Ask the Expert
this month’s question:
How could engineering education be improved?
Professor Sheppard says: It happens all too often. A student in the second semester of her second year is cramming theories into her head for a midterm, and wondering yet again when, or if, she’ll ever put them to use. That’s a central challenge facing engineering education all across the country. Engineering, after all, is about actions that effect real change in the world. A new school of thought about what we teach undergraduate engineers would elevate professional practice and moderate the primacy that theory has been given in traditional academic engineering curricula. I believe this new approach would better prepare students for a productive engineering career, help them stay excited about studying engineering, and expose them to some of the ethical issues associated with real engineering work.

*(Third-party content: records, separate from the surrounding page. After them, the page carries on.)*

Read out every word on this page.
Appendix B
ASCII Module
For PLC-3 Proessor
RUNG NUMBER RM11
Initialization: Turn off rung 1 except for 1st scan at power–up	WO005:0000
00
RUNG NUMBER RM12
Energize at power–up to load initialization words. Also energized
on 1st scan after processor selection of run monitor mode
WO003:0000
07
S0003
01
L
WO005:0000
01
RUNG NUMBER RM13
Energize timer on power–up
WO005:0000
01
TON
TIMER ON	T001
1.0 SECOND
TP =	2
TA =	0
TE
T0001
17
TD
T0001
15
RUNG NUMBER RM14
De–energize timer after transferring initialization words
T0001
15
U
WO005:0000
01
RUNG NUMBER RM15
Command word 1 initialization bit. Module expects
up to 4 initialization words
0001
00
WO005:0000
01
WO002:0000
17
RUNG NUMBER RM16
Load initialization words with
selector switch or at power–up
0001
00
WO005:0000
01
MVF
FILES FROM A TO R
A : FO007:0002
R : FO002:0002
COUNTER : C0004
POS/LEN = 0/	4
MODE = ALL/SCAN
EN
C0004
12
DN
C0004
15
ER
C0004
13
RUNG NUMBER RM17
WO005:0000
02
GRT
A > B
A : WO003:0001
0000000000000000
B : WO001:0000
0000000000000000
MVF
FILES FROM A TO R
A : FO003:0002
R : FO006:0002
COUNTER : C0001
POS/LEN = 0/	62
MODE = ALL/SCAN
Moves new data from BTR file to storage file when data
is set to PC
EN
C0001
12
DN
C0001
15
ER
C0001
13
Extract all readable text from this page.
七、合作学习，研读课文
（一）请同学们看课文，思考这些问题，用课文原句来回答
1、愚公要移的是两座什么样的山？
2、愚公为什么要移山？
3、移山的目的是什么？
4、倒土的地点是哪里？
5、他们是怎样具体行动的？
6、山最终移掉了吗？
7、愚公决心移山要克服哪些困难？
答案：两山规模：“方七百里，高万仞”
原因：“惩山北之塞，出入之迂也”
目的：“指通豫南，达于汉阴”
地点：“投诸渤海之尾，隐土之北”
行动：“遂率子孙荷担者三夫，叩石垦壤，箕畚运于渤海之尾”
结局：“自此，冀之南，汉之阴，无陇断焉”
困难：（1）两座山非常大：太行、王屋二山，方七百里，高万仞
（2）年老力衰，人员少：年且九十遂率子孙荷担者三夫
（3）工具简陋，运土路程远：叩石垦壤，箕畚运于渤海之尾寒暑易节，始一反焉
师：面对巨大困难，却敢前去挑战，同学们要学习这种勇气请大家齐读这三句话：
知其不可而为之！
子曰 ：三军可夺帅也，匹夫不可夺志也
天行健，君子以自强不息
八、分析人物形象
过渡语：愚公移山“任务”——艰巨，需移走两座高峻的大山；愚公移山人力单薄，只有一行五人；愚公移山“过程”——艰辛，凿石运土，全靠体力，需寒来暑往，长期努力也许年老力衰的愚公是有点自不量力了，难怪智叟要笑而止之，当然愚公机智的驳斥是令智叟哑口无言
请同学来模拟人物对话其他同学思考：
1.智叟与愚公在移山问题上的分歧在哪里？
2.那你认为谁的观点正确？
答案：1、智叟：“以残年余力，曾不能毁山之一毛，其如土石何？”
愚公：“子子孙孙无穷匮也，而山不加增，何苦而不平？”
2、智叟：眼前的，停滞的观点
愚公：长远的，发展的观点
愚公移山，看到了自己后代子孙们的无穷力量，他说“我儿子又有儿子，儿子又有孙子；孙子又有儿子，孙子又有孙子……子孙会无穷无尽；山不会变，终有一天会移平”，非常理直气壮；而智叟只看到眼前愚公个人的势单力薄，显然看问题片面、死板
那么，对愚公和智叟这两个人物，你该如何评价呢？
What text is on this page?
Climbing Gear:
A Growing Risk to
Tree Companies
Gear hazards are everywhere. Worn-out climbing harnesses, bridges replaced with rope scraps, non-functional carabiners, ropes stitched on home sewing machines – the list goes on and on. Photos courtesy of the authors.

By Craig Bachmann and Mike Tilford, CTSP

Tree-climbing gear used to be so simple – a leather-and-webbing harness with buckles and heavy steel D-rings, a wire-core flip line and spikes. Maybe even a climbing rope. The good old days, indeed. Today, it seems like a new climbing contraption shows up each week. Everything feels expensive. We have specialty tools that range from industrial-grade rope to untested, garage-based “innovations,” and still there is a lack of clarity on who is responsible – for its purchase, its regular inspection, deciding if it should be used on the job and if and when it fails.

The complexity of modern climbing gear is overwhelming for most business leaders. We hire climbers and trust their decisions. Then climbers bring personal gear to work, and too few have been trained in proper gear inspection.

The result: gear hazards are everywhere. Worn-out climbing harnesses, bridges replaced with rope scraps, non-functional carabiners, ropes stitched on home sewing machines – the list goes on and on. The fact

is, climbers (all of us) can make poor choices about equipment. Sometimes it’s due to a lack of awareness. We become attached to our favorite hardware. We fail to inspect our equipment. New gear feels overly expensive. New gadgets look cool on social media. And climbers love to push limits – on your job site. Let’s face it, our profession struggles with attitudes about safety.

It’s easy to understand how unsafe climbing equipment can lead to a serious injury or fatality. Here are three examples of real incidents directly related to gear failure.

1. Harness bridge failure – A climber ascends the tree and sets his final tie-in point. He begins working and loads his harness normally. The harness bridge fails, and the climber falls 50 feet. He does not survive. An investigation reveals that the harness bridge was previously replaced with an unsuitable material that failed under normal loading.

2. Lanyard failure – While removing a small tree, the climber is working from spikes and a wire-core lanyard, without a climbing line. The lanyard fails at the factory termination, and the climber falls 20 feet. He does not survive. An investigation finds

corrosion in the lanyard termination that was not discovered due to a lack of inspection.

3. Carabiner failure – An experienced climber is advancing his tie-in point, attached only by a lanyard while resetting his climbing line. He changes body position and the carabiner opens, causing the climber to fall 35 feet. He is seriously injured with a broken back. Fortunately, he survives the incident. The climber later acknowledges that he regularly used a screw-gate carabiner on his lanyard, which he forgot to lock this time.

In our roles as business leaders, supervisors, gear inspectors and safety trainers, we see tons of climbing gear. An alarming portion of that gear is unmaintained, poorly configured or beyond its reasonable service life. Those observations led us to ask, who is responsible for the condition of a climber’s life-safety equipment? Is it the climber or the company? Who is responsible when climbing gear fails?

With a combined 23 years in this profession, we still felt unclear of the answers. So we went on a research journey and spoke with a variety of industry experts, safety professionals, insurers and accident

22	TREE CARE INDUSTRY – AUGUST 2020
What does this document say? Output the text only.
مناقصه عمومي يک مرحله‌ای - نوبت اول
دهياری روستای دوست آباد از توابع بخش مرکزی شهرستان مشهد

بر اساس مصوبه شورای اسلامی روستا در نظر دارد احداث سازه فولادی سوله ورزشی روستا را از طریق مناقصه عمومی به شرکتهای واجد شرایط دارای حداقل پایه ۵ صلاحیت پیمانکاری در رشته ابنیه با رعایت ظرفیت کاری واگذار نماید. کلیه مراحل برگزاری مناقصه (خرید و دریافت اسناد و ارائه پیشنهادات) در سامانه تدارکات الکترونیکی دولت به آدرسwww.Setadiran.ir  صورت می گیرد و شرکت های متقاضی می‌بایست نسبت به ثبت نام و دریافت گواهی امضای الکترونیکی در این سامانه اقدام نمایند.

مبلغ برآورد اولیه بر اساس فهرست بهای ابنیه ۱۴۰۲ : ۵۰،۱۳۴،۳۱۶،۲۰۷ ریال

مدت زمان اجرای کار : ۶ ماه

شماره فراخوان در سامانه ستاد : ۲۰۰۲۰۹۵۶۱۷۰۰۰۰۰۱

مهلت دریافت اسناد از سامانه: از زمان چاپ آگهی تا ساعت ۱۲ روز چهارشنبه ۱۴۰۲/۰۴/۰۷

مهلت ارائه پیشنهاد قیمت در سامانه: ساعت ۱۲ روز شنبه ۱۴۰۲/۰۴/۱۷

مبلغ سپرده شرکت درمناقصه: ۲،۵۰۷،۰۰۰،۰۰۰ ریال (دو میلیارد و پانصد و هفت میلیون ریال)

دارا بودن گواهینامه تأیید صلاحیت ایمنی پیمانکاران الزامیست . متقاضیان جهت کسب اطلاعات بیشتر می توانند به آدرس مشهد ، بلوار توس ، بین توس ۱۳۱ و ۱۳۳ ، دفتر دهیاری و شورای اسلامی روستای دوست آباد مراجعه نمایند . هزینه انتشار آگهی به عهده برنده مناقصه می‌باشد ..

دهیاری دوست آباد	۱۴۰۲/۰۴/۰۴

Recently I was part of a team assembled by the Carnegie Foundation for the Advancement of Teaching to study the state of undergraduate engineering education. After extensive research and observation, we published a report in December 2008, in which we concluded that the heavy emphasis on stuffing students with technical knowledge is, in a sense, outdated. Of course, engineers should gain technical depth, but not to the extent that it crowds out the opportunity to learn engineering in the real -- and really complex -- world. The solution we propose is not so much about increasing one kind of teaching at the expense of another, but integrating the two so that they reinforce each other and provide an education that makes sense before and after graduation.
We are long past the point at which we could possibly teach in four years —or students could possibly learn— all of the accumulated technical knowledge and theory of a discipline. Even if we jammed more credit hours into each semester and required more semesters before granting a degree, research shows that students wouldn’t retain a lot of what they were taught anyway. We must set priorities within the technical curriculum, and the best criterion might be to focus on teaching what can be associated with professional use. Research shows that a typical student is more successful in retaining the theory that he expects to apply or has applied. A better integration of theory and practice therefore not only provides better professional preparation, but also improves the efficacy of theoretical instruction.
So what kinds of changes might make sense? One idea in practice at Rowan University in New Jersey is a class sequence that provides a design experience every semester. Younger students start with smaller challenges that relate back to the theory they have begun to learn. By the end of their undergraduate career they will have tackled more complex projects that correlate with the more advanced technical knowledge they have gained. All along the way, however, they have been grappling with the challenges of putting their ideas in practice. Another model, in practice at Kettering University, is to offer students “co-op” opportunities in which their regular academic semesters are interspersed with internships at companies. Yet another idea is to structure lab classes to more closely resemble the open-ended, less follow-the-recipe, problems faced in industry. At Stanford we have freshman and sophomore seminars, undergraduate research opportunities, in addition to expanded laboratories experiences that challenge students to think earlier and more often like engineering practitioners.
Curricular changes would improve student learning. From the faculty standpoint, however, the emphasis on professional practice would likely create a tension -- many engineering professors have never been practicing engineers. But there are several creative ways to infuse teaching with more professional experience. Boeing, for example, offers summer internships for faculty members to gain practical experience. Some universities also invite members of industry to come teach as “professors of practice” for fixed terms.
With more experiences in which students must figure out how to be engineers, they will gain exposure to questions they will see repeatedly in their careers after graduation: how do I accomplish this in a limited time? Where was my process efficient and where did I go astray? How does this product perform in real use? What is the ethical balance between quality and cost?
Maybe the most important question they encounter will be, “How can I acquire the new technical knowledge that I need to meet my current challenge?” If we give students the skills, experience, and motivation to ask and answer that question throughout their careers, we will give them much more guidance than if we try to fill them with all the technical knowledge we can think of while they are still undergraduates.
Professor
Sheri Sheppard
Mechanical Engineering
About Sheri Sheppard
Sheppard conducts research on weld fatigue and impact failures, fracture mechanics, and applied finite element analysis. She is particularly concerned with the development of effective engineering tools to allow designers to make more informed decisions regarding structural integrity. Sheppard is also the author of many reports and journal articles on engineering education. In 2004 she won the Chester F. Carlson Award of the American Society of Engineering Education, which "recognizes an individual innovator in engineering education who, by motivation and ability to extend beyond the accepted tradition, has made a significant contribution to the profession."